Максим Бутченко - Три часа без войны
На брюках виднелась стрелка. А если точнее, это была разделительная полоса, проведенная сотни раз утюгом. Казалось, до конца жизни ничто не сможет сломать эту прямую и несгибаемую линию на ткани.
На туфлях заметны остатки обувного крема. Кое-где кожаная поверхность, натертая до блеска, отражала мир в своем искаженном отображении. И поди разберись, какой мир на самом деле: такой, как мы его чувственно осознаем, осязаем, видим глазами и слышим ушами, или, может быть, мир по-настоящему другой — искривленный в блестящей коже, уродливый и красивый одновременно.

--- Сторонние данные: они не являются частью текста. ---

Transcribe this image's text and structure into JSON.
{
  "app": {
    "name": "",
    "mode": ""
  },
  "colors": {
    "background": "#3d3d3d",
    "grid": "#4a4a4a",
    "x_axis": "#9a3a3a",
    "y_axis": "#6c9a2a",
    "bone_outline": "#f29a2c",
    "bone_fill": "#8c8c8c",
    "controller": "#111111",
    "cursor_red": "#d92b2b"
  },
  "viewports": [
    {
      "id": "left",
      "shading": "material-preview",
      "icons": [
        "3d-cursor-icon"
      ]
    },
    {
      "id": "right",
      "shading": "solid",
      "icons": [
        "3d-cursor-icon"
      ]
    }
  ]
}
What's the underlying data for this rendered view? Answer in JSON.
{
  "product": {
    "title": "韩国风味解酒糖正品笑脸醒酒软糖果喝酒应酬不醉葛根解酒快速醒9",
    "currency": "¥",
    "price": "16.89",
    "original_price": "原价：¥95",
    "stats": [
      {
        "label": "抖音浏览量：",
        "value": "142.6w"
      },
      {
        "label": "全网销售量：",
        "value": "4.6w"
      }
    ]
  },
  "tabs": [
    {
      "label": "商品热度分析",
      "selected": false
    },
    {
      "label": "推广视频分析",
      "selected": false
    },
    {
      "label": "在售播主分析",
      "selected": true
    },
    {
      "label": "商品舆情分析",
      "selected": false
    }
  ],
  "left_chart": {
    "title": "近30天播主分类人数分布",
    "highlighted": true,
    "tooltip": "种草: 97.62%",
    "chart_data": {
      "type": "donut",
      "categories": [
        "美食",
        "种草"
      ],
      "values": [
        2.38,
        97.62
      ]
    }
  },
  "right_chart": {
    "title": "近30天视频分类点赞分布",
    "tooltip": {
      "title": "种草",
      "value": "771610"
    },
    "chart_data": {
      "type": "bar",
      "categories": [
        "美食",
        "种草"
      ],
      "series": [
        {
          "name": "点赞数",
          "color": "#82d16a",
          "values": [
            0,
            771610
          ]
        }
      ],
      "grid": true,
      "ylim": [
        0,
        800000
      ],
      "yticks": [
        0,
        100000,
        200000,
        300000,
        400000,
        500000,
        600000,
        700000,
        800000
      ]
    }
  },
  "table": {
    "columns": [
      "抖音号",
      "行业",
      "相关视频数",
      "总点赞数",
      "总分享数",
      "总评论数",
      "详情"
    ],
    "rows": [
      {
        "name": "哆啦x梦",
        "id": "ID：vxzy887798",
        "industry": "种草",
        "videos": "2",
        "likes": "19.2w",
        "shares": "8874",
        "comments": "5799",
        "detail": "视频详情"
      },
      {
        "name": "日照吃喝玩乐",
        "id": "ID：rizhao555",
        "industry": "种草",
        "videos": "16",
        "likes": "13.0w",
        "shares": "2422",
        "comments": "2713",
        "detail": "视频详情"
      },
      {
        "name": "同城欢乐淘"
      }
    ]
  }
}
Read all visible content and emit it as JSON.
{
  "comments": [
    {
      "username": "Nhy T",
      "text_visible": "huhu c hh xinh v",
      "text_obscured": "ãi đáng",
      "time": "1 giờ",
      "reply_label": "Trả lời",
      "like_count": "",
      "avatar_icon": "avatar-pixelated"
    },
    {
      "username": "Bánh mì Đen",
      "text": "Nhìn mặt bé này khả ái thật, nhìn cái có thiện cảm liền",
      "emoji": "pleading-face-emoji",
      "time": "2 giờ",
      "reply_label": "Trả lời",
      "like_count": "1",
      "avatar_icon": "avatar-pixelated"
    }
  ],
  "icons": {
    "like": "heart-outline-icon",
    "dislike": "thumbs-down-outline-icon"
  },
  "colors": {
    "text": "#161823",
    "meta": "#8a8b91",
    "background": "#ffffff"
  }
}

В общем, дедушка выглядел потрепанным, но опрятным. Можно было предположить, что это преподаватель истории, давно вышедший на пенсию, вдруг решивший посетить СИЗО, чтобы направить заблудшие души на путь истинный и чистый. И только две детали портили общее впечатление — рваный носок, оказавшийся не в паре с другим носком ни по цвету, ни по количеству дыр, и яркое, свежее, едва засохшее кровавое пятно, расплывшееся на половину левой стороны пиджака.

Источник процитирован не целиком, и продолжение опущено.